On the other hand, “tradition” and “repertory” can be expansive concepts, and Conlon has never been shy about pushing at the edges. Bolstered by the Festival’s history of presenting new and less familiar works, he championed not only living composers like Adolphus Hailstork and Stephen Paulus but also undiscovered pieces by more famous figures like Berlioz, Dvoƙák and Liszt.

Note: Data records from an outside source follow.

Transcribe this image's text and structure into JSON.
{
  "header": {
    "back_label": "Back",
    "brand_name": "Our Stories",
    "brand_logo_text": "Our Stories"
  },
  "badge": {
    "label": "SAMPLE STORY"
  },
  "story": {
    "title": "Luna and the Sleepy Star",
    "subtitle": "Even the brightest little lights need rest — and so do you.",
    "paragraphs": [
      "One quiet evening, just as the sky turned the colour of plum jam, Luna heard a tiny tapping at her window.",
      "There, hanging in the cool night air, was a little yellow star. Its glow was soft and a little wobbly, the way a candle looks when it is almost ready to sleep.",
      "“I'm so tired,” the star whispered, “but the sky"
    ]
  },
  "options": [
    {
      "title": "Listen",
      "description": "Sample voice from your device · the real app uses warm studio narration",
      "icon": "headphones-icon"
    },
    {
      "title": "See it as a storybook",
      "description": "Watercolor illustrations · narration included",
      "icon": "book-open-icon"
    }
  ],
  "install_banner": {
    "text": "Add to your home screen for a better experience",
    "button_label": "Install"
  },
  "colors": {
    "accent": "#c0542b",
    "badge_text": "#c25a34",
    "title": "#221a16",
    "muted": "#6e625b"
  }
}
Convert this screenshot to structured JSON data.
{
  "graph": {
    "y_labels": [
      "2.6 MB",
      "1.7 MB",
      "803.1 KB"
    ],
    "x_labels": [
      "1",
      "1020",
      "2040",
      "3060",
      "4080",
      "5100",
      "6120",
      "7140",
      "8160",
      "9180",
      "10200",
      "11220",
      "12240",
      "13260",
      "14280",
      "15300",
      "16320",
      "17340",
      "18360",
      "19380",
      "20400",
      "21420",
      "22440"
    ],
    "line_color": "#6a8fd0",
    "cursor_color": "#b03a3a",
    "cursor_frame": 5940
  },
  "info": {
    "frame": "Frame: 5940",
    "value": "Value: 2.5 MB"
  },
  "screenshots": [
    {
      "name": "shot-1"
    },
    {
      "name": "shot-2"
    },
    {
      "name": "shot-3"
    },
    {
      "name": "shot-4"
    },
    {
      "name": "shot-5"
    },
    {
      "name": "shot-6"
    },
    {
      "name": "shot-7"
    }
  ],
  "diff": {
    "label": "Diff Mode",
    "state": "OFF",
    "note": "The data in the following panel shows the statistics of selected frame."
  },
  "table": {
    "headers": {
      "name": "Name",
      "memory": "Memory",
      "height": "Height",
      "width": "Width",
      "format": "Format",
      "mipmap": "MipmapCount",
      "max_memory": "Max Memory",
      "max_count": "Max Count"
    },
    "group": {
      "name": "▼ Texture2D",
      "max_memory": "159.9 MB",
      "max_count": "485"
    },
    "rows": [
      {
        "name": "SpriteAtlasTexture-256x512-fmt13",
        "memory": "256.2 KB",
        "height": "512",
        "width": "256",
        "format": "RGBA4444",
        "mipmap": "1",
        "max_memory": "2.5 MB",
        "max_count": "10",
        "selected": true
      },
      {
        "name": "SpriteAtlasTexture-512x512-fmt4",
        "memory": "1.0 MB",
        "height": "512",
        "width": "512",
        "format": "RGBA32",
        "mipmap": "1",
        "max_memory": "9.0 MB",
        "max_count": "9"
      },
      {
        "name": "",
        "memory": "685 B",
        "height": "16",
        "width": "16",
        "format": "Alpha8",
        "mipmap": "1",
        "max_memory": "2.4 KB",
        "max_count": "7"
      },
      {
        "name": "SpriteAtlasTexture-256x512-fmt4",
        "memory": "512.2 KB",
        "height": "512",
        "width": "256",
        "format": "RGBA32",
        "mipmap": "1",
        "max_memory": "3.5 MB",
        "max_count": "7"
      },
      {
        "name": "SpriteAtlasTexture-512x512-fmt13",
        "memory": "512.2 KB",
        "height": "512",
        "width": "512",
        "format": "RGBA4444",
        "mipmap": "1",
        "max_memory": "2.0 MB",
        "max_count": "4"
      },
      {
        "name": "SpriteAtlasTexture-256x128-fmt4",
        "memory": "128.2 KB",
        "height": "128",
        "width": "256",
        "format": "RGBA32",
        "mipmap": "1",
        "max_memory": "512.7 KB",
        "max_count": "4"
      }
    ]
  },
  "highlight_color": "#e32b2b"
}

James Conlon leads the May Festival Chorus and Cincinnati Symphony Orchestra for his final concert as May Festival Music Director, May 2016. Credit: Philip Groshong


So, it remains fully in character for Conlon, the May Festival’s Music Director Laureate since stepping down in 2016, to bring to the Festival’s 150th anniversary his own personal definitions. Together with the Mozart Requiem (“a piece I could conduct every month,” he says), Conlon continues a rather more recent Cincinnati tradition with another world premiere by the composer Julia Adolphe.

The two first met when Adolphe, then a graduate student at the University of Southern California, became Conlon’s assistant for “Recovered Voices,” a research initiative involving music and composers suppressed by the Nazis. By coincidence, he discovered that she was the niece of the composer (and Conlon’s Juilliard classmate) Bruce Adolphe and was also a composer herself.

“Her gifts were immediately apparent,” says Conlon, who commissioned Adolphe’s Sea Dream Elegies for the May Festival in his final year as Music Director. “Her music is always coherent, always striking and always demands to be heard again.” The next season, in fact, Adolphe returned to Cincinnati with Equinox, a May Festival Chorus commission led by Director of Choruses Robert Porco and performed on a CSO subscription concert. Her Paper Leaves on Fields of Clay, commissioned by the CSO in 2020, received its (Covid-delayed) premiere under Music Director Louis Langrée in 2022.

Composer Julia Adolphe speaking to the audience before the premiere of Paper Leaves on Fields of Clay with the Cincinnati Symphony Orchestra, April 2022. Credit: JP Leong


“Only Julia knows where her muse can be found, so I gave her carte blanche,” Conlon says of Crown of Hummingbirds, which has its world premiere at Music Hall on May 25. “She knows the Orchestra—you can give the Cincinnati Symphony anything and they’ll be able to play it—but she also knows the Chorus, and that they need a nourishing vocality. She takes these challenges seriously.

“My definition of tradition is whatever stands the test of time and place,” he continues. “Mozart’s Requiem remains part of our common past, which we need to balance with creation of the present. It’s important to gauge how any composer develops, and I see every sign that Julia will continue to grow throughout her lifetime.”